In the lone hour of my sorrow
Through the darkest night of my soul
You surround me and sustain me
My defender, forevermore

When hope is lost, I'll call You Savior
When pain surrounds, I'll call You healer
When silence falls, You'll be the song within my heart

And I will praise You, I will praise You
When the tears fall, still I will sing to You
And I will praise You, Jesus praise You
Through the suffering still I will sing

When hope is lost, I'll call You Savior
When pain surrounds, I'll call You healer
When silence falls, You'll be the song within my heart

Oh yes, You are good to me
You've always been good to me
So trustworthy

When hope is lost, I'll call You Saviour
When pain surrounds, I'll call You healer
When silence falls, You'll be the song within my heart

And I will praise You, and I will praise You
When the tears fall, still I will sing to You (I will sing to You)
I will praise You, Jesus praise You
Through the suffering still I will sing

How faithful and true
Sustain me through and through
You are hope and truth
You’re my spring of living water
You’re my spring of living water

In the lone hour You are there

Be faithful and true,
Like a spring it never fails,
You're my spring it never fails

God brought me to this song a few days ago. It's funny how God seems to delicatley, intricatly, and beautifully tie everything together into one beautiful tapestry. I sang this particular song the night I decided to switch my purity ring to the right hand. And I find myself with this song being played over an over in my head two months later.

For you who don't know for a long time I believed God had laid out for my life singleness because I believed God to not be the very God He was is and will be forever: a God of healing. Yet Little did I know that God could do everything and more. Here I sit writing a few years down the road from the choice for singleness, two months from the second path I chose: God had transformed me completely from who I was and has given to me someone incredibly beautiful inside and out.

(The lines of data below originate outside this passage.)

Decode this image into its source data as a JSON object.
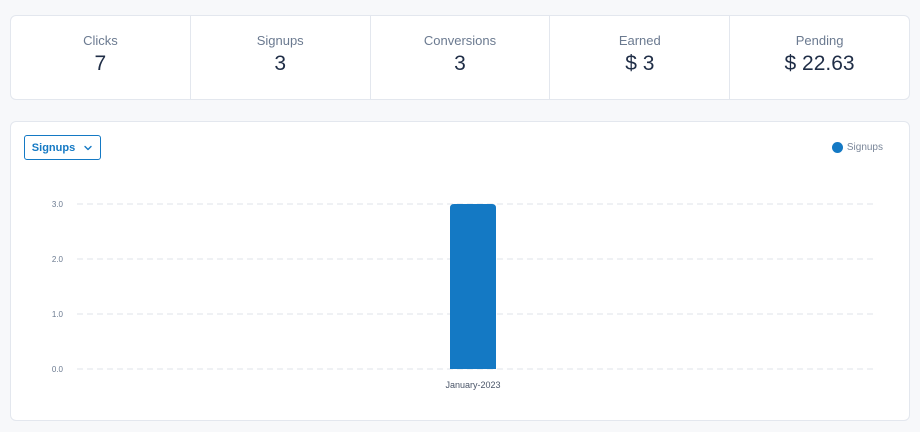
{
  "stats": [
    {
      "label": "Clicks",
      "value": "7"
    },
    {
      "label": "Signups",
      "value": "3"
    },
    {
      "label": "Conversions",
      "value": "3"
    },
    {
      "label": "Earned",
      "value": "$ 3"
    },
    {
      "label": "Pending",
      "value": "$ 22.63"
    }
  ],
  "chart_controls": {
    "metric_select": "Signups",
    "metric_select_icon": "chevron-down-icon"
  },
  "colors": {
    "accent": "#1479c4",
    "bar": "#1479c4",
    "grid": "#dfe3ea"
  },
  "chart_data": {
    "type": "bar",
    "categories": [
      "January-2023"
    ],
    "series": [
      {
        "name": "Signups",
        "values": [
          3
        ]
      }
    ],
    "title": "",
    "xlabel": "",
    "ylabel": "",
    "ylim": [
      0,
      3
    ],
    "yticks": [
      "0.0",
      "1.0",
      "2.0",
      "3.0"
    ],
    "grid": true,
    "legend_position": "top-right"
  }
}
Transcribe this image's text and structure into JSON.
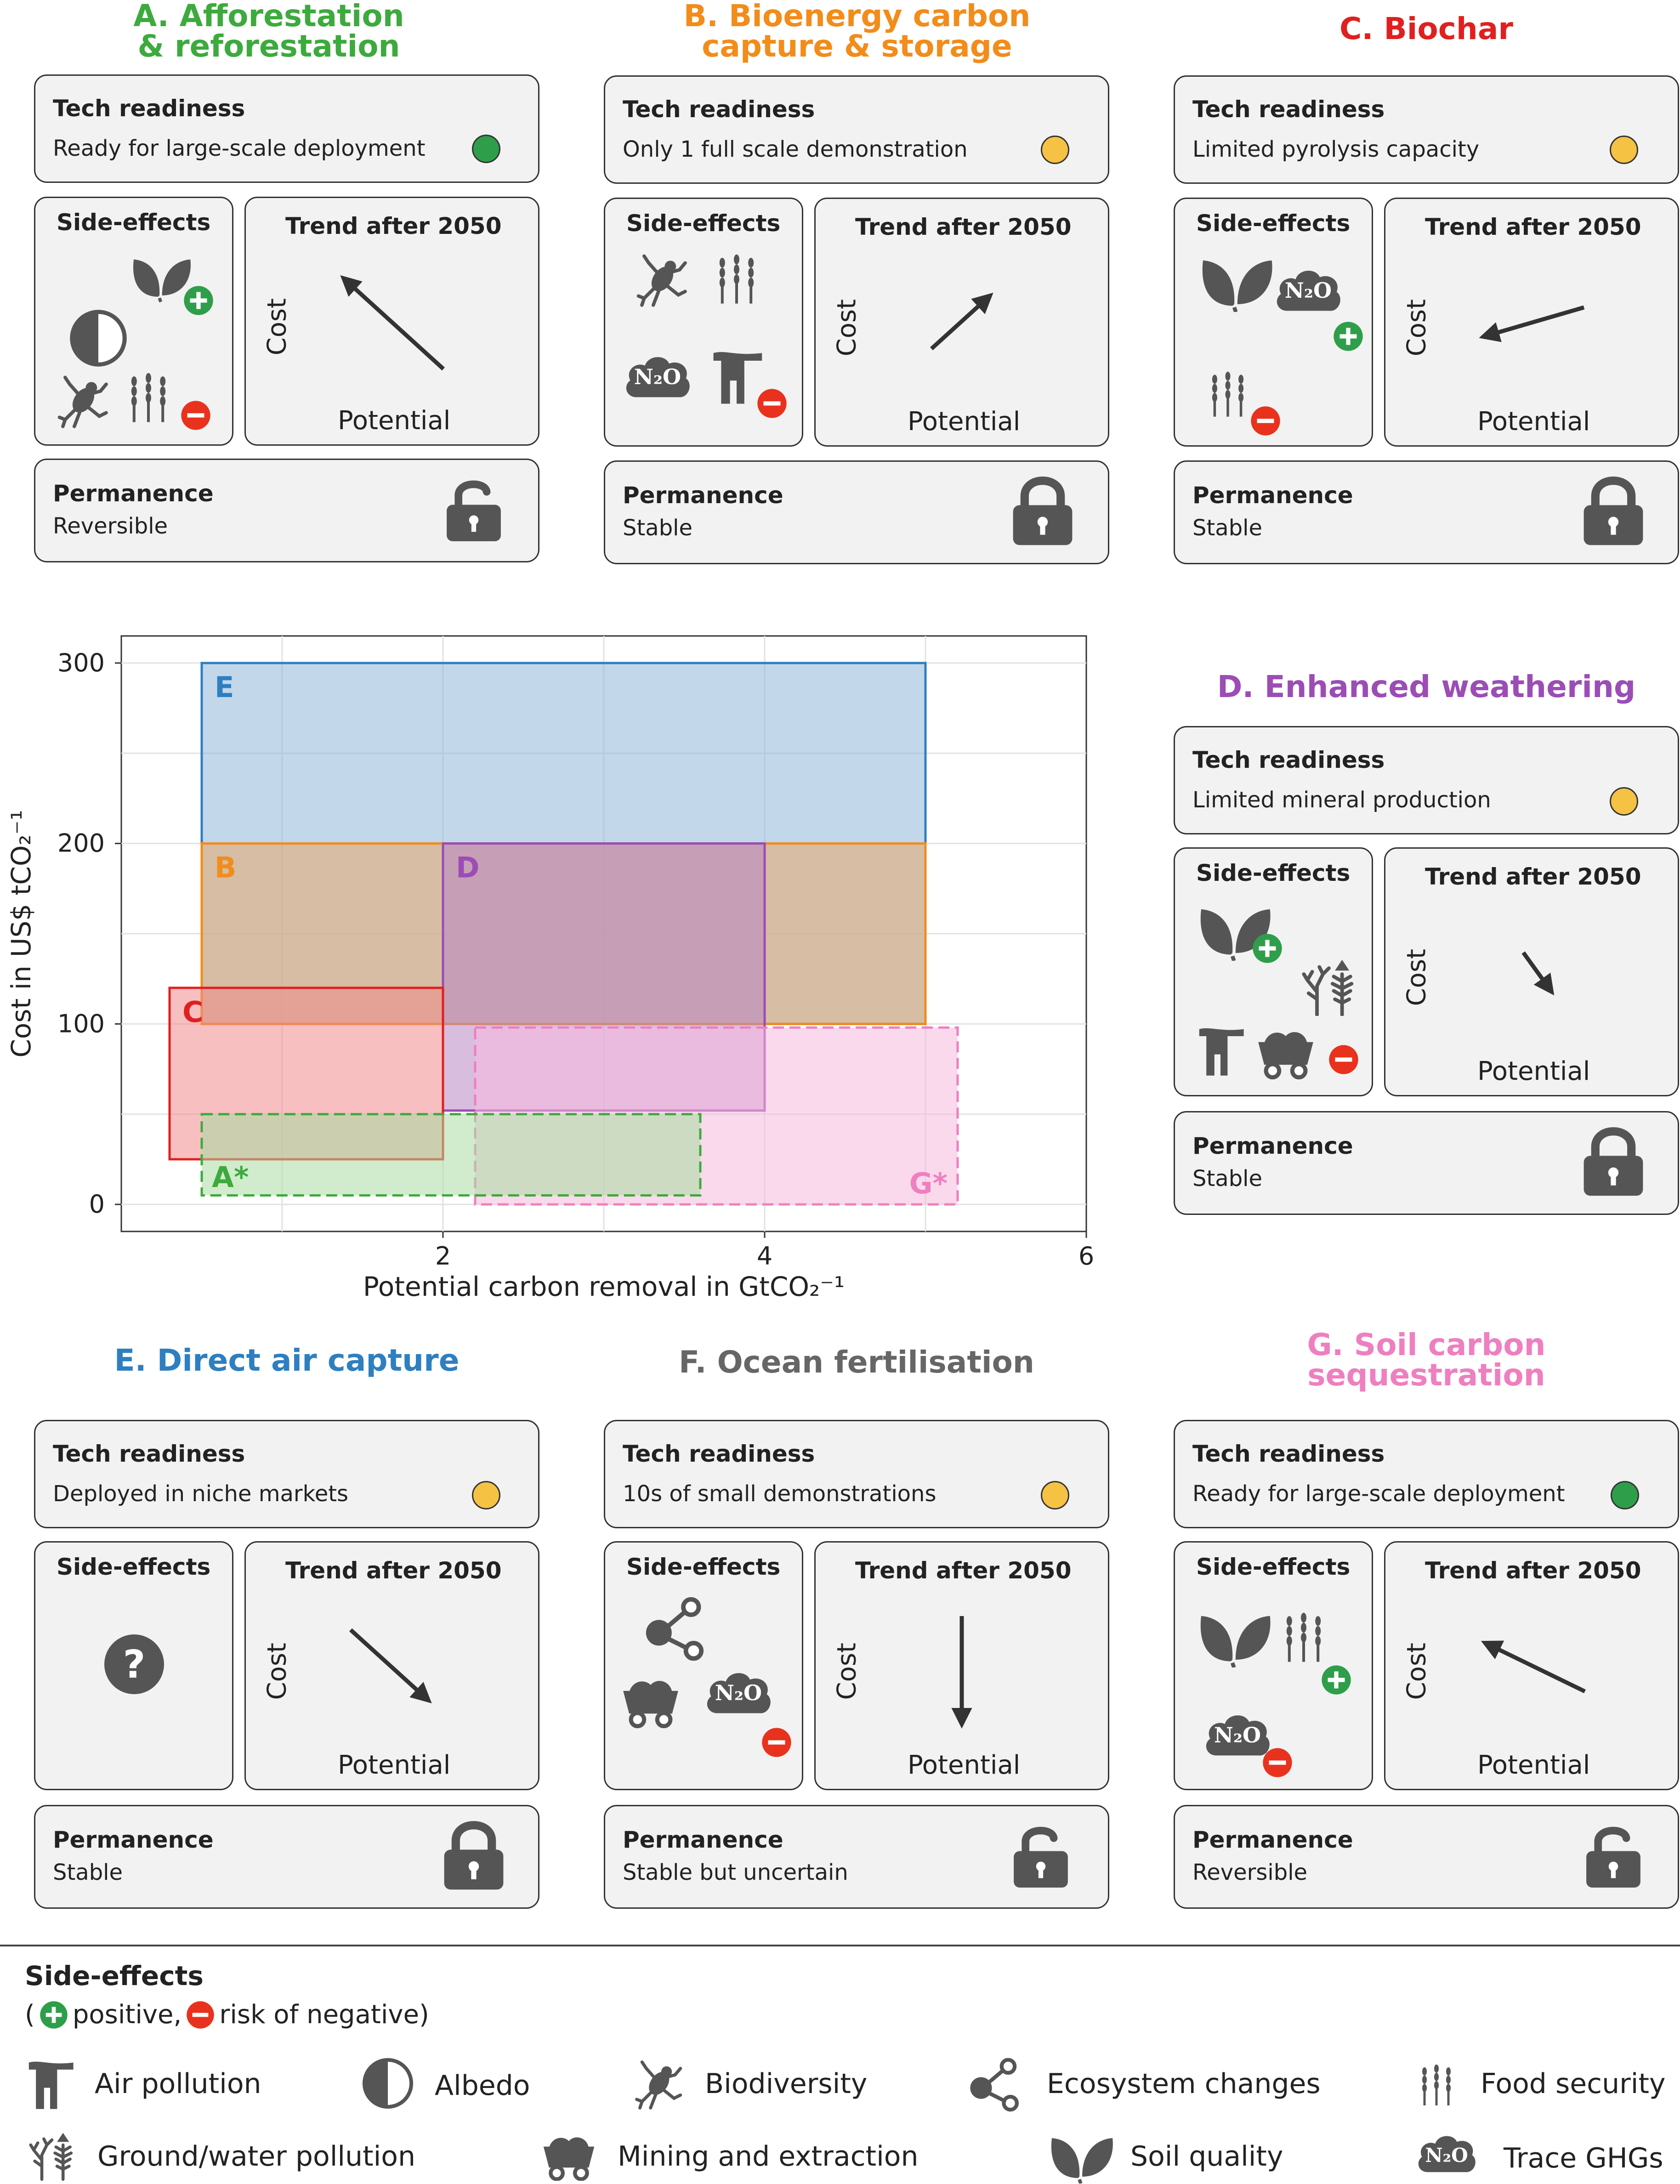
{
  "labels": {
    "tech_readiness": "Tech readiness",
    "side_effects": "Side-effects",
    "trend_after_2050": "Trend after 2050",
    "permanence": "Permanence",
    "cost": "Cost",
    "potential": "Potential"
  },
  "panels": {
    "A": {
      "title_line1": "A. Afforestation",
      "title_line2": "& reforestation",
      "color": "#3daa3d",
      "readiness": "Ready for large-scale deployment",
      "readiness_color": "#2e9e4a",
      "permanence": "Reversible"
    },
    "B": {
      "title_line1": "B. Bioenergy carbon",
      "title_line2": "capture & storage",
      "color": "#f28c1a",
      "readiness": "Only 1 full scale demonstration",
      "readiness_color": "#f5c244",
      "permanence": "Stable"
    },
    "C": {
      "title_line1": "C. Biochar",
      "color": "#e02020",
      "readiness": "Limited pyrolysis capacity",
      "readiness_color": "#f5c244",
      "permanence": "Stable"
    },
    "D": {
      "title_line1": "D. Enhanced weathering",
      "color": "#9b4db5",
      "readiness": "Limited mineral production",
      "readiness_color": "#f5c244",
      "permanence": "Stable"
    },
    "E": {
      "title_line1": "E. Direct air capture",
      "color": "#2e7fc0",
      "readiness": "Deployed in niche markets",
      "readiness_color": "#f5c244",
      "permanence": "Stable"
    },
    "F": {
      "title_line1": "F. Ocean fertilisation",
      "color": "#666666",
      "readiness": "10s of small demonstrations",
      "readiness_color": "#f5c244",
      "permanence": "Stable but uncertain"
    },
    "G": {
      "title_line1": "G. Soil carbon",
      "title_line2": "sequestration",
      "color": "#ee7fc0",
      "readiness": "Ready for large-scale deployment",
      "readiness_color": "#2e9e4a",
      "permanence": "Reversible"
    }
  },
  "icon_text": {
    "n2o": "N₂O",
    "question": "?"
  },
  "chart_data": {
    "type": "box-range",
    "title": "",
    "xlabel": "Potential carbon removal in GtCO₂⁻¹",
    "ylabel": "Cost in US$ tCO₂⁻¹",
    "xlim": [
      0,
      6
    ],
    "ylim": [
      -15,
      315
    ],
    "xticks": [
      "2",
      "4",
      "6"
    ],
    "yticks": [
      "0",
      "100",
      "200",
      "300"
    ],
    "xtick_values": [
      2,
      4,
      6
    ],
    "ytick_values": [
      0,
      100,
      200,
      300
    ],
    "grid": true,
    "series": [
      {
        "name": "E",
        "label": "E",
        "x0": 0.5,
        "x1": 5.0,
        "y0": 100,
        "y1": 300,
        "color": "#2e7fc0",
        "fill": "#8fb7d9",
        "dashed": false
      },
      {
        "name": "B",
        "label": "B",
        "x0": 0.5,
        "x1": 5.0,
        "y0": 100,
        "y1": 200,
        "color": "#f28c1a",
        "fill": "#e8a86a",
        "dashed": false
      },
      {
        "name": "D",
        "label": "D",
        "x0": 2.0,
        "x1": 4.0,
        "y0": 52,
        "y1": 200,
        "color": "#9b4db5",
        "fill": "#b987c5",
        "dashed": false
      },
      {
        "name": "C",
        "label": "C",
        "x0": 0.3,
        "x1": 2.0,
        "y0": 25,
        "y1": 120,
        "color": "#e02020",
        "fill": "#f08a8a",
        "dashed": false
      },
      {
        "name": "G*",
        "label": "G*",
        "x0": 2.2,
        "x1": 5.2,
        "y0": 0,
        "y1": 98,
        "color": "#ee7fc0",
        "fill": "#f7b9dc",
        "dashed": true
      },
      {
        "name": "A*",
        "label": "A*",
        "x0": 0.5,
        "x1": 3.6,
        "y0": 5,
        "y1": 50,
        "color": "#3daa3d",
        "fill": "#a9dca3",
        "dashed": true
      }
    ]
  },
  "legend": {
    "title": "Side-effects",
    "note_open": "(",
    "note_positive": "positive,",
    "note_negative": "risk of negative)",
    "items": [
      "Air pollution",
      "Albedo",
      "Biodiversity",
      "Ecosystem changes",
      "Food security",
      "Ground/water pollution",
      "Mining and extraction",
      "Soil quality",
      "Trace GHGs"
    ]
  }
}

I remember that night I sang this song pretty vividly. Two months from that decision I find myself with the realization of the implications of the new path: this road is not going to be an easy one. Yet I find God acting in nothing less than who He is and I am forever praising Him because He is who He is.

And tonight as I find myself in this place when the silence of this season has truly fallen in every since of the lyrical beauty of that line I find myself in such a different place than I have ever been, a better yet different place.I find myself despite these tears that are falling praising my King because He is so worthy. He is so faithful.

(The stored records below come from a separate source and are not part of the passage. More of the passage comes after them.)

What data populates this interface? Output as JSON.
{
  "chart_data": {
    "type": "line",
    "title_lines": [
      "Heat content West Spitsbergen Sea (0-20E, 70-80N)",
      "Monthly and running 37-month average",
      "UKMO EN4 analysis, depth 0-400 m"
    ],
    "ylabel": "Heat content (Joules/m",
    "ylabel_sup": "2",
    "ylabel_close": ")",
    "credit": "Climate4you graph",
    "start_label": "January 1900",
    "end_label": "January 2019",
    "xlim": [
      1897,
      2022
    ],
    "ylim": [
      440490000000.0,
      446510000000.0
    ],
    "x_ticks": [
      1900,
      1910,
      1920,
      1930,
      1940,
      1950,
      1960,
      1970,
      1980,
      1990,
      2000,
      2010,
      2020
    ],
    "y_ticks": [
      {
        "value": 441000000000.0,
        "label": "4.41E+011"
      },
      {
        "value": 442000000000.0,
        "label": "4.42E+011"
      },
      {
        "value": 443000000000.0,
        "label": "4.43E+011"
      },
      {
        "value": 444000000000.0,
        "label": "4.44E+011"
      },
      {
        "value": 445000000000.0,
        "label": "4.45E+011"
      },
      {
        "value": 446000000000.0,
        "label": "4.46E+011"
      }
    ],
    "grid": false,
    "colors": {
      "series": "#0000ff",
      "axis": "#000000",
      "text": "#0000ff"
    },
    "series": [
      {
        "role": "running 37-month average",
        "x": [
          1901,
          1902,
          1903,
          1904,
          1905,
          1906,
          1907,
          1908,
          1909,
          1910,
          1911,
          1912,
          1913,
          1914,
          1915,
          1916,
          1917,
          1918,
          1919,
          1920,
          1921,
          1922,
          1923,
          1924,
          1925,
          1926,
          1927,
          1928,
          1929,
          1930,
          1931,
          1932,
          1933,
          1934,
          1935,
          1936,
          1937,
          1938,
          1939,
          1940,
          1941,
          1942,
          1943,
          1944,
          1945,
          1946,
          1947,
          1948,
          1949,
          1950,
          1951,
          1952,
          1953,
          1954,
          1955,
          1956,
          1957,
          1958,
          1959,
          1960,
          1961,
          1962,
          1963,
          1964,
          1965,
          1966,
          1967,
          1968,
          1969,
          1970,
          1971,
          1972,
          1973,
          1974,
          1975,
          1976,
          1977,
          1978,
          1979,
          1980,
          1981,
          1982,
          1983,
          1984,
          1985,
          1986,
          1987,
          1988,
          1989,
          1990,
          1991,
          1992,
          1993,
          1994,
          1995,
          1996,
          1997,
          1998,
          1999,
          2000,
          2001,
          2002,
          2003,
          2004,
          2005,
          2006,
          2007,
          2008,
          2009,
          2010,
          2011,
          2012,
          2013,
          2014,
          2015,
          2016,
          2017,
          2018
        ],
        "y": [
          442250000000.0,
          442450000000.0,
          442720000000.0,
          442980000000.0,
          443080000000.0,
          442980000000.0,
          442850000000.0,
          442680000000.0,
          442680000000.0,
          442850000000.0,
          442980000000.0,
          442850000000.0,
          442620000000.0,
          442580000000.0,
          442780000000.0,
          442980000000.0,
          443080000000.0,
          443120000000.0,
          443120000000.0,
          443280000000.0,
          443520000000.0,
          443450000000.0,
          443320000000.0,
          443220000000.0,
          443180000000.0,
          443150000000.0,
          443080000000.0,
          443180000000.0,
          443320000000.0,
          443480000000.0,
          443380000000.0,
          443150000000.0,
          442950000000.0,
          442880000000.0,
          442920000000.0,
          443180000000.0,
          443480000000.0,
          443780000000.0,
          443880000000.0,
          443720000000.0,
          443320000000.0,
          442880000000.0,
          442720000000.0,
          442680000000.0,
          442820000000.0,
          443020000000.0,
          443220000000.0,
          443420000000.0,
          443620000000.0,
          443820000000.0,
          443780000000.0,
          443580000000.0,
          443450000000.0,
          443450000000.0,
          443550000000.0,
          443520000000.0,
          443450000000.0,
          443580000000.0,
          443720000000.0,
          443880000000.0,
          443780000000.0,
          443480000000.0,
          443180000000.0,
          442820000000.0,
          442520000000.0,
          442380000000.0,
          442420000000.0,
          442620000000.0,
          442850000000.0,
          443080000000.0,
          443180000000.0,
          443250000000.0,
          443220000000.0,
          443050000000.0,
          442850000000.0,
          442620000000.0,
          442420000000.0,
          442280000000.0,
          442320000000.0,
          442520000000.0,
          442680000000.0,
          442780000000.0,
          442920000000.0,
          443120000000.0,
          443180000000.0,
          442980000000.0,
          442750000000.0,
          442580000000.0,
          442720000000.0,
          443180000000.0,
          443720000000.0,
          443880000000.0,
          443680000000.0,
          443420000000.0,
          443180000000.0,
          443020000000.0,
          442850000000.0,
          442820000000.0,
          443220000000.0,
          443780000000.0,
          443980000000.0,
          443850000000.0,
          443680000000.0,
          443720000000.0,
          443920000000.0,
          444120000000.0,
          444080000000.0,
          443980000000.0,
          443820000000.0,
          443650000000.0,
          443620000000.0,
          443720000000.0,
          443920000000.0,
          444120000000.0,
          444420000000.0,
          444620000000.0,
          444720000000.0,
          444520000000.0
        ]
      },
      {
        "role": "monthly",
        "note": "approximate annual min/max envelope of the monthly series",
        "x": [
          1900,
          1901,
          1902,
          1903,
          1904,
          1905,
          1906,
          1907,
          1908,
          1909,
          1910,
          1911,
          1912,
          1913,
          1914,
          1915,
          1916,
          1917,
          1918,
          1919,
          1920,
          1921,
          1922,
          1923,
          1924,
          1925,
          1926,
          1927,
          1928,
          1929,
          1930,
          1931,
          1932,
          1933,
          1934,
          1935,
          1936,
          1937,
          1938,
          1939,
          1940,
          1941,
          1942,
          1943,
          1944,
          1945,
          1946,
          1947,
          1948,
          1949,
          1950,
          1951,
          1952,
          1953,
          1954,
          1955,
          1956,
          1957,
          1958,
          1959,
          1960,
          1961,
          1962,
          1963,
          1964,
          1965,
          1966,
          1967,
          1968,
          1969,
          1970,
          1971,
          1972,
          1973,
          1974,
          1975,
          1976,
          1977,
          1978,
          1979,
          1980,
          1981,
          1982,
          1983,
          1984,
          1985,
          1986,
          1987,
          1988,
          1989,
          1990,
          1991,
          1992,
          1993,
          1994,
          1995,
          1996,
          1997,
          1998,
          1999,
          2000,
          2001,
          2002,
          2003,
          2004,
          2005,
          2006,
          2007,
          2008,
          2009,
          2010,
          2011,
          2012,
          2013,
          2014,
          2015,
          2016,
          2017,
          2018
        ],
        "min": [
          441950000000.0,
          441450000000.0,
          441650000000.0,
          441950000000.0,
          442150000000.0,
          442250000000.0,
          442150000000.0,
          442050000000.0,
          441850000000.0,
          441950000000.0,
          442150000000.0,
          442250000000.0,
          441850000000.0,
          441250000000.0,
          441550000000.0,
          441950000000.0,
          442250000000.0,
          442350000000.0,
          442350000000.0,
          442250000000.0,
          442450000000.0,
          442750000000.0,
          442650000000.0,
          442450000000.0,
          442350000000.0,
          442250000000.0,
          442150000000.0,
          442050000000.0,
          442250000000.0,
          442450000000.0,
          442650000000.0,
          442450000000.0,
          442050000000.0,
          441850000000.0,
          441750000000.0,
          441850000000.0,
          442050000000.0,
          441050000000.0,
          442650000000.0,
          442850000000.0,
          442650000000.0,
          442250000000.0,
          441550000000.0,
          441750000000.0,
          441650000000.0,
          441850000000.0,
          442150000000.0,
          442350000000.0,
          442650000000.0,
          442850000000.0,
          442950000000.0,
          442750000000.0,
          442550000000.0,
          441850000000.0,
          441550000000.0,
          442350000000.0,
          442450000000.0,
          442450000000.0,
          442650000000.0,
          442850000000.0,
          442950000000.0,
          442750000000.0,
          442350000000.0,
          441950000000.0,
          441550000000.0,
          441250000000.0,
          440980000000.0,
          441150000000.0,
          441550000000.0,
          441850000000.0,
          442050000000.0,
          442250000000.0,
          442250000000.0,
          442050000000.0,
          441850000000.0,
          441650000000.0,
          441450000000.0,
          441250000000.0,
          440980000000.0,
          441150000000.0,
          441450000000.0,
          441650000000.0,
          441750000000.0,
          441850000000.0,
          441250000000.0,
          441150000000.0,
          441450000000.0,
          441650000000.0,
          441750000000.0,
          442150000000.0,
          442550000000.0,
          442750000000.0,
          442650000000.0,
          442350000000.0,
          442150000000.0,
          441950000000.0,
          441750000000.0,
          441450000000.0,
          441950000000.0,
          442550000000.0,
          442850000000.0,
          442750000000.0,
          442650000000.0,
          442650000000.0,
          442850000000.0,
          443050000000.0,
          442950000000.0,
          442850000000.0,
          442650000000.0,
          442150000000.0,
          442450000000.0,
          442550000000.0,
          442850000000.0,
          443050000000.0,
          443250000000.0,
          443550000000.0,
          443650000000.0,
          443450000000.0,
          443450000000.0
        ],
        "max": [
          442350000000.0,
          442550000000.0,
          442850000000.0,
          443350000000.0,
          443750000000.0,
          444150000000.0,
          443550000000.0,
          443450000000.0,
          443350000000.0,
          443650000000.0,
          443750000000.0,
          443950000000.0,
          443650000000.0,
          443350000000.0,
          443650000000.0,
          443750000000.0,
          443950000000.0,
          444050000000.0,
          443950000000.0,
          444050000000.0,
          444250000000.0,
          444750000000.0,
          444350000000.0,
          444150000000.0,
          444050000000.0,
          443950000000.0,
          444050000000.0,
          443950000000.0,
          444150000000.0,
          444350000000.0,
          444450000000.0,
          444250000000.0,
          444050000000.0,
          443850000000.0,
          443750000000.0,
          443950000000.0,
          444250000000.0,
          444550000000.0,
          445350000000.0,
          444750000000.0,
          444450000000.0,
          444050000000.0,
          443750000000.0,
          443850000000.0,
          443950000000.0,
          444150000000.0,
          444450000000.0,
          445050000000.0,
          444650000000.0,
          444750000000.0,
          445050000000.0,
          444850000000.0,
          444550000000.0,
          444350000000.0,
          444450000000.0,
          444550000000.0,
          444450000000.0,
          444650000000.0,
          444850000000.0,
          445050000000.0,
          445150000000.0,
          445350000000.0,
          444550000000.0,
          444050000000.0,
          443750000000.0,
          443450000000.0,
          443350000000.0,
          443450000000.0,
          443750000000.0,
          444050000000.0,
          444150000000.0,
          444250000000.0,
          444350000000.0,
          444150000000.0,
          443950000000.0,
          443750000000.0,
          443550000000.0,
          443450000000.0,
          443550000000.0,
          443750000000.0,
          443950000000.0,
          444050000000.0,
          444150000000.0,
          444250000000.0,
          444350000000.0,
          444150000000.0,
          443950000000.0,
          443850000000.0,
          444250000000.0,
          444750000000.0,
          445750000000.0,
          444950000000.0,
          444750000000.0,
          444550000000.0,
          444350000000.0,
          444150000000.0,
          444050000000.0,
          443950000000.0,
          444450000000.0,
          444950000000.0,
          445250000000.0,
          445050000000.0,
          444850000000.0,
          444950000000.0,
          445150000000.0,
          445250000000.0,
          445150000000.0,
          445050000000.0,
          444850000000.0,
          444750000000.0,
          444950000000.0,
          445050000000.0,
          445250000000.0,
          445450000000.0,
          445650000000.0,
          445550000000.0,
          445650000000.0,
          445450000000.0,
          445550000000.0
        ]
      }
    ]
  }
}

I have so many thoughts swirling and spinning in my head right now, I can't contain them and I can hardly begin to organize them. Yet I know as He continues to sort out this new path that the path will begin to clear of all the chaos and clutter. I know I must be dilegant to let my God who finally sorted out my past path let the new one shine out the clearer. It may be different than any of my glass perseptions of my life. It may be scarier. It may be foreign but I am for the new path, and it's new radical implications.

JG

1 comment:

Colin said...

Hey John,
so pretty much I miss you a lot. Seems like arch is taking over...not good...im struggling with that right now...will blog about it at a more opportune time.

But yeah anyways as I was saying, you are awesome, and I want you to know that I love it when we get to hang out (even if that is minimum and scattered), and I am so happy God put you as a brother in my life. You inspire me.

I am so happy for you and Elise, and want you to know that I am here for you both, and praying for you too. I wanted to tell you something the other night but you left before I could talk to you.

You gotta pursue Elise. I don't mean you have to spend every waking moment with her, or that she should keep you from other very valuable friendships...and I think you know that...but as a man you need to be the one who pursues. I know it is difficult. I am praying about it for you guys. Maybe we can talk more about it later.

Colin

BTW That is an awesome picture on this blog.